LeadershipPersonal Development

Patience Is Not a Virtue

When You Shouldn't Let It Hold You Back

The patience of Job; the patience of a saint; a “fruit of the Holy Spirit”; a virtue. “He that have Patience, can have what he will,” predicted Poor Richard’s Almanack way back in 1736.

As you might expect from that august build up, a lack of patience has also been associated with societal rot and slippage by people from a truly wide variety of perspectives. Comedian Louis CK mocked people who are upset when their cellphones—which make use of satellite technology—don’t work by asking, “It’s going to space! Can you give it a few seconds to get back from space?!”

The missing word

The appropriate answer to the comedian’s rhetorical question is, “Why should they?” Impatience with poorly functioning technology is one of the things that creates intense market pressures for companies to deliver ever better service at affordable prices. Patience in that case is actually the friend of mediocrity and stagnation and frustration.

There’s a reason for this seemingly incongruous result, and it’s that patience is not a virtue. You may have heard it called that, but here’s the actual list of the 7 virtues. First the three theological or heavenly virtues:

  • Faith
  • Hope
  • Charity

Then the four cardinal or moral virtues:

  • Prudence
  • Justice
  • Temperance
  • Courage

Check them again, if you like. One word that is strikingly absent from the list is “patience.” Patience is not a virtue by definition, because virtues are supposed to be always good, and patience is not always good.

Patience isn’t all bad

That doesn’t make patience a bad thing. As a discipline, patience can calm our nerves down. As a strategy for conflict, patience often pays off, with celebrated results.

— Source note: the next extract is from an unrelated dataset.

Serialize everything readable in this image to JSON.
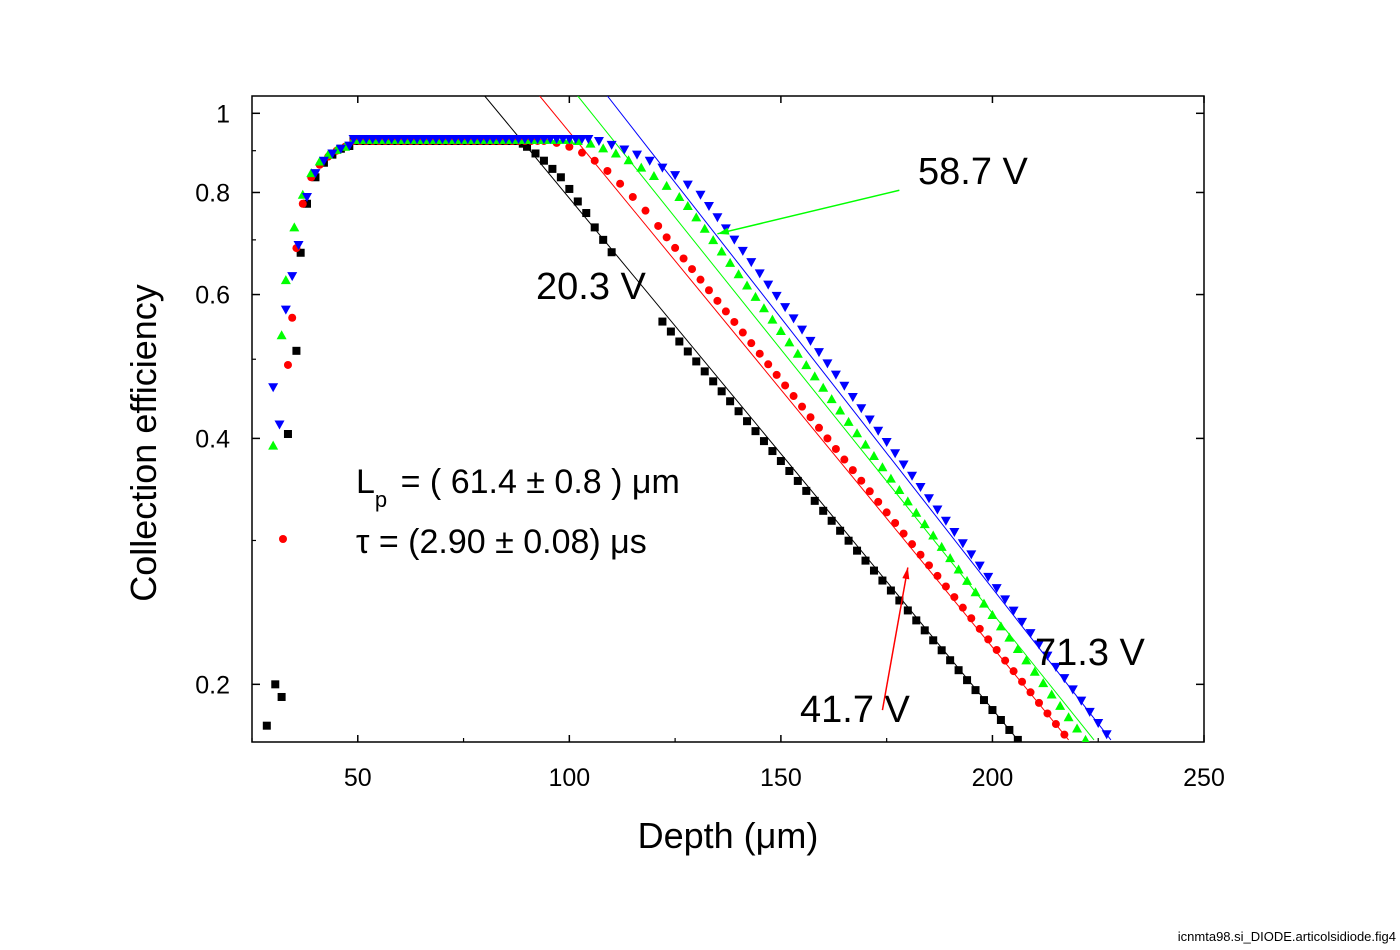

“Old Hickory said we could take ‘em by surprise / if we didn’t fire our muskets till we looked ‘em in the eyes,” sang Johnny Horton in “The Battle of New Orleans.” The mid-20th Century ballad commemorated America’s most decisive victory in the War of 1812.

Whether or not “Old Hickory” (General and, later, President Andrew Jackson) ever said those words, that’s the general sense of his leadership in that battle and it was reflected in the actions of his troops.

The patient, almost laserlike marksmanship of backcountry Americans with long rifles proved decisive in that battle. The British had superior numbers and greater firepower but that just made for more targets and a whole lot of battlefield salvage.

Yet as the song also hints, waiting patiently was only part of what won Americans the battle and might better be viewed in this case as a subcategory of prudence. It made sense not to waste scarce ammo until it could be used to really count. It also took another bona fide virtue, courage, to hold the line in the face of a superior force and drive them back.

When to be impatient

Because of many good effects of patience, it’s sometimes called a “minor virtue,” meaning something that is generally but not always a good thing. That’s not a bad designation, but if we don’t understand what minor virtues are, it’s easy to get confused.

And it’s a huge mistake for leaders to think that they really ought to be more patient if that patience is not serving the right ends. If your workers are consistently bungling customer service and not improving; if contractors drag out projects for months and months and don’t respond to your requests to fix obvious problems; if technical projects get bogged down in development hell; in all of these cases, the correct response is likely to be not patience but righteous impatience.

That’s when you, as a leader, need to let your people know that there are and will be consequences for a job poorly done, for lackluster effort, for dodging and passing the buck and offering excuses instead of learning lessons and working toward solutions.

Please, don’t let the minor virtue of patience stop you from insisting on the best.